Table of Contents
Fetching ...

Empowering Edge Intelligence: A Comprehensive Survey on On-Device AI Models

Xubin Wang, Zhiqing Tang, Jianxiong Guo, Tianhui Meng, Chenhao Wang, Tian Wang, Weijia Jia

TL;DR

This survey analyzes the shift of AI deployments to edge and terminal devices, highlighting real-time processing, data privacy, and IoT-driven demand. It provides a structured, end-to-end view of on-device AI—from fundamental concepts and device taxonomy to applications, technical challenges, and optimization strategies (data-, model-, and system-level). The work emphasizes practical methods such as model compression, quantization, pruning, knowledge distillation, and hardware acceleration, while discussing energy efficiency, security, and continuous learning in edge contexts. By integrating emerging technologies like 5G, edge computing, and foundation models, the paper outlines future directions for sustainable, adaptive edge intelligence with broad societal and industrial impact.

Abstract

The rapid advancement of artificial intelligence (AI) technologies has led to an increasing deployment of AI models on edge and terminal devices, driven by the proliferation of the Internet of Things (IoT) and the need for real-time data processing. This survey comprehensively explores the current state, technical challenges, and future trends of on-device AI models. We define on-device AI models as those designed to perform local data processing and inference, emphasizing their characteristics such as real-time performance, resource constraints, and enhanced data privacy. The survey is structured around key themes, including the fundamental concepts of AI models, application scenarios across various domains, and the technical challenges faced in edge environments. We also discuss optimization and implementation strategies, such as data preprocessing, model compression, and hardware acceleration, which are essential for effective deployment. Furthermore, we examine the impact of emerging technologies, including edge computing and foundation models, on the evolution of on-device AI models. By providing a structured overview of the challenges, solutions, and future directions, this survey aims to facilitate further research and application of on-device AI, ultimately contributing to the advancement of intelligent systems in everyday life.

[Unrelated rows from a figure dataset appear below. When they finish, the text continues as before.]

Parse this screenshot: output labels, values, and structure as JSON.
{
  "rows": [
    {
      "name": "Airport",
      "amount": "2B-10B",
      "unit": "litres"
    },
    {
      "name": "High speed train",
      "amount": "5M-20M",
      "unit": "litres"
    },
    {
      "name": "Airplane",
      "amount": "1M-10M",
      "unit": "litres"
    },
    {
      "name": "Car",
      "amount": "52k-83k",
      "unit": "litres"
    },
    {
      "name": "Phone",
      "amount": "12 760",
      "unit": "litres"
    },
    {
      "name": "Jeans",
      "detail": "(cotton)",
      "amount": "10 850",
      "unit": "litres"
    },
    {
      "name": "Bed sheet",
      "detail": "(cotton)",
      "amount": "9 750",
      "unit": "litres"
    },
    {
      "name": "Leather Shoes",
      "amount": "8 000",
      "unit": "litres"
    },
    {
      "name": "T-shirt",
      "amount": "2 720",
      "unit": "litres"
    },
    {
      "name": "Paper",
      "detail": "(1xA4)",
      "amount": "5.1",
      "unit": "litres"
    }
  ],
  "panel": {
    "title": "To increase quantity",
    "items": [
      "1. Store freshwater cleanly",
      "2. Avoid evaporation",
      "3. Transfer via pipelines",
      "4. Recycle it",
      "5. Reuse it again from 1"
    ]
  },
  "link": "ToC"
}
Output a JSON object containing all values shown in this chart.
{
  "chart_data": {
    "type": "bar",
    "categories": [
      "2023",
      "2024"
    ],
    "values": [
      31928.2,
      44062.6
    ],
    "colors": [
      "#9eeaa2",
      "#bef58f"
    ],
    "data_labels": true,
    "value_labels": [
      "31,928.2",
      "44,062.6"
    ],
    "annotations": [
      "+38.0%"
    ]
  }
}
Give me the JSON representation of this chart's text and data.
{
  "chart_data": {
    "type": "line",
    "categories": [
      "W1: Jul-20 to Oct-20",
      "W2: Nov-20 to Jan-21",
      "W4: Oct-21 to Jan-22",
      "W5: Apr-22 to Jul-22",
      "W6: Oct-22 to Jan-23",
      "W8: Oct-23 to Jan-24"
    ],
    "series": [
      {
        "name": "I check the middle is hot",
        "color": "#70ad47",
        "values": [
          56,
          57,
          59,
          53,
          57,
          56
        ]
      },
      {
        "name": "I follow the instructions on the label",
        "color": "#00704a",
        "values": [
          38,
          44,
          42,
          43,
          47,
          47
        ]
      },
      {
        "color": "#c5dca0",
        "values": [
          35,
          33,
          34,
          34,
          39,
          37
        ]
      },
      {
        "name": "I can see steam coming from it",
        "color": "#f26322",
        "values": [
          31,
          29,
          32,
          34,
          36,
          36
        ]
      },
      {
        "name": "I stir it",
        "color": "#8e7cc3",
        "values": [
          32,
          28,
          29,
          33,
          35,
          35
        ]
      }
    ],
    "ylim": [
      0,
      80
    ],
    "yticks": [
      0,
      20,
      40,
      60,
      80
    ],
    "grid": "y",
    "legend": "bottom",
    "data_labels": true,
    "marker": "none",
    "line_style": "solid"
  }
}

Empowering Edge Intelligence: A Comprehensive Survey on On-Device AI Models

TL;DR

This survey analyzes the shift of AI deployments to edge and terminal devices, highlighting real-time processing, data privacy, and IoT-driven demand. It provides a structured, end-to-end view of on-device AI—from fundamental concepts and device taxonomy to applications, technical challenges, and optimization strategies (data-, model-, and system-level). The work emphasizes practical methods such as model compression, quantization, pruning, knowledge distillation, and hardware acceleration, while discussing energy efficiency, security, and continuous learning in edge contexts. By integrating emerging technologies like 5G, edge computing, and foundation models, the paper outlines future directions for sustainable, adaptive edge intelligence with broad societal and industrial impact.

Abstract

The rapid advancement of artificial intelligence (AI) technologies has led to an increasing deployment of AI models on edge and terminal devices, driven by the proliferation of the Internet of Things (IoT) and the need for real-time data processing. This survey comprehensively explores the current state, technical challenges, and future trends of on-device AI models. We define on-device AI models as those designed to perform local data processing and inference, emphasizing their characteristics such as real-time performance, resource constraints, and enhanced data privacy. The survey is structured around key themes, including the fundamental concepts of AI models, application scenarios across various domains, and the technical challenges faced in edge environments. We also discuss optimization and implementation strategies, such as data preprocessing, model compression, and hardware acceleration, which are essential for effective deployment. Furthermore, we examine the impact of emerging technologies, including edge computing and foundation models, on the evolution of on-device AI models. By providing a structured overview of the challenges, solutions, and future directions, this survey aims to facilitate further research and application of on-device AI, ultimately contributing to the advancement of intelligent systems in everyday life.

Paper Structure

This paper contains 84 sections, 5 figures, 10 tables.

Figures (5)

  • Figure 1: Structure of this survey.
  • Figure 2: An overview of how on-device AI works. The figure illustrates a general pipeline encompassing three critical aspects: data, model, and system. It is important to note that not all steps are necessary in practical applications.
  • Figure 3: An overview of data optimization operations for on-device AI—including data filtering, feature extraction, data aggregation, data quantization, and edge computing frameworks—can be employed to enhance the quality of data collected for on-device AI models.
  • Figure 4: An overview of model optimization operations. Model compression involves using various techniques, such as pruning, model quantization, and knowledge distillation, to reduce the size of the model and obtain a compact model that requires fewer resources while maintaining high accuracy. Model design involves creating lightweight models through manual and automated techniques, including architecture selection, parameter tuning, and regularization.
  • Figure 5: An overview of system optimization operations for on-device AI. Software optimization includes frameworks for lightweight model training and inference, while hardware optimization focuses on acceleration methods to improve computational efficiency.